Burkina Faso: nombreuses inculpations de civils et de militaires

Le chef de la justice militaire au Burkina Faso, Sita Sangaré, lors d'une conférence de presse, le 16 octobre à Ouagadougou.
© AFP PHOTO / AHMED OUOBA

Gilbert Diendéré, chef des putschistes burkinabè qui avaient suspendu la transition en septembre avant de rendre le pouvoir, a été inculpé pour crimes contre l’humanité. C'est le colonel Sita Sangaré, directeur de la justice militaire, qui l'a annoncé au cours d'une conférence de presse à Ouagadougou vendredi 16 octobre. Dans le cadre de l’enquête sur ce putsch, 23 personnes, des civils et des militaires, ont été inculpées. A Ouagadougou, les enquêteurs ont également perquisitionné le domicile privé de Guillaume Soro, président de l’Assemblée nationale ivoirienne.

Alors que sa tentative de putsch était en passe d'échouer, le général burkinabè Gilbert Diendéré, chef du Régiment de sécurité présidentielle, avait affirmé - non sans un certain panache - qu'il ne se déroberait pas et répondrait de ses actes devant la justice. Un mois jour pour jour après son coup d'Etat, il ne peut que constater que le glaive de cette dernière est sans pitié. Déjà accusé d'atteinte à la sureté de l'Etat, de collusion avec des forces étrangères en vue de déstabiliser le pays et de meurtres, le voilà aussi accusé de crimes contre l'humanité.

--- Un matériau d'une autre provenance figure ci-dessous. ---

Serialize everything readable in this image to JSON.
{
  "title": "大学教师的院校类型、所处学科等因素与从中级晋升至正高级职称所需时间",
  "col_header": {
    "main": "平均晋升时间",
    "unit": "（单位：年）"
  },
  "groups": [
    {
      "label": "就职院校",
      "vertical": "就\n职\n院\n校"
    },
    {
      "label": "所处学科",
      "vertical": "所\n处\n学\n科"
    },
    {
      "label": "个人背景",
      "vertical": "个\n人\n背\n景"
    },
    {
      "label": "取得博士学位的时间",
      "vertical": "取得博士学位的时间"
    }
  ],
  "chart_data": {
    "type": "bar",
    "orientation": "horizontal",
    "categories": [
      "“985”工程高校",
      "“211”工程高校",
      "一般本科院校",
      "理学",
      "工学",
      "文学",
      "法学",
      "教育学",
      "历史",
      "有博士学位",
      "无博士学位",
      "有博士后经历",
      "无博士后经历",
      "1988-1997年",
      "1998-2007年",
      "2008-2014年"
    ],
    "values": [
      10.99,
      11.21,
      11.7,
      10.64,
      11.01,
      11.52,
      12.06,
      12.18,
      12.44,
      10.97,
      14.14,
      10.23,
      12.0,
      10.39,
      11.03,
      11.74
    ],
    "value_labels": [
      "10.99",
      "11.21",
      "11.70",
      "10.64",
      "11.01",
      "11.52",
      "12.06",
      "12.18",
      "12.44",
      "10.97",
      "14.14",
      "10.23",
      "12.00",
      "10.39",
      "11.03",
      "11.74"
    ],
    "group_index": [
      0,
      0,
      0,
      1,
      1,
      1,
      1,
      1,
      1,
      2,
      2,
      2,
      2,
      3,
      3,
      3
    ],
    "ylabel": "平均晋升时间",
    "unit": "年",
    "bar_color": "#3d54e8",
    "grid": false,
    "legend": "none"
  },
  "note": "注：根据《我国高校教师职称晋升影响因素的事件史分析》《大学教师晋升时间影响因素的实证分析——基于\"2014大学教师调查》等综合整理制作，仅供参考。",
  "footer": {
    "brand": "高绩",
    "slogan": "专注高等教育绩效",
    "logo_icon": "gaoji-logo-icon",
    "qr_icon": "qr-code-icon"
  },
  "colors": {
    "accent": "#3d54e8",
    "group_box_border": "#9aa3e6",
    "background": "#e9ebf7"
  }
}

Le directeur de la justice militaire confirme par ailleurs les dix autres chefs d’inculpation contre le général qui avait mené le coup de force du 16 septembre dernier. Selon le colonel Sita Sangaré, des infractions particulièrement graves ont été relevées durant ce putsch. « Il faut dire que les inculpations varient suivant les personnes. Il y en a même qui sont poursuivies pour crimes contre l’humanité. Le général Diendéré est notamment poursuivi pour crimes contre l’humanité. La peine encourue peut aller jusqu’à la peine de mort », a-t-il expliqué gravement.

Pour l'instant, pas de réaction de la défense de Gilbert Diendéré

Secret de l'instruction oblige, le colonel Sangaré n'a cependant pas souhaité révéler les élements qui ont conduit le juge à inscrire ce chef d'accusation dans une liste déjà longue. Mais une source judiciaire croit pouvoir affirmer que des éléments probants ont été versés au dossier. Cette semaine déjà, l'ONG de défense des droits de l'homme Amnesty international révélait que des crimes de droit international avaient été commis par les soldats de Gilbert Diendéré.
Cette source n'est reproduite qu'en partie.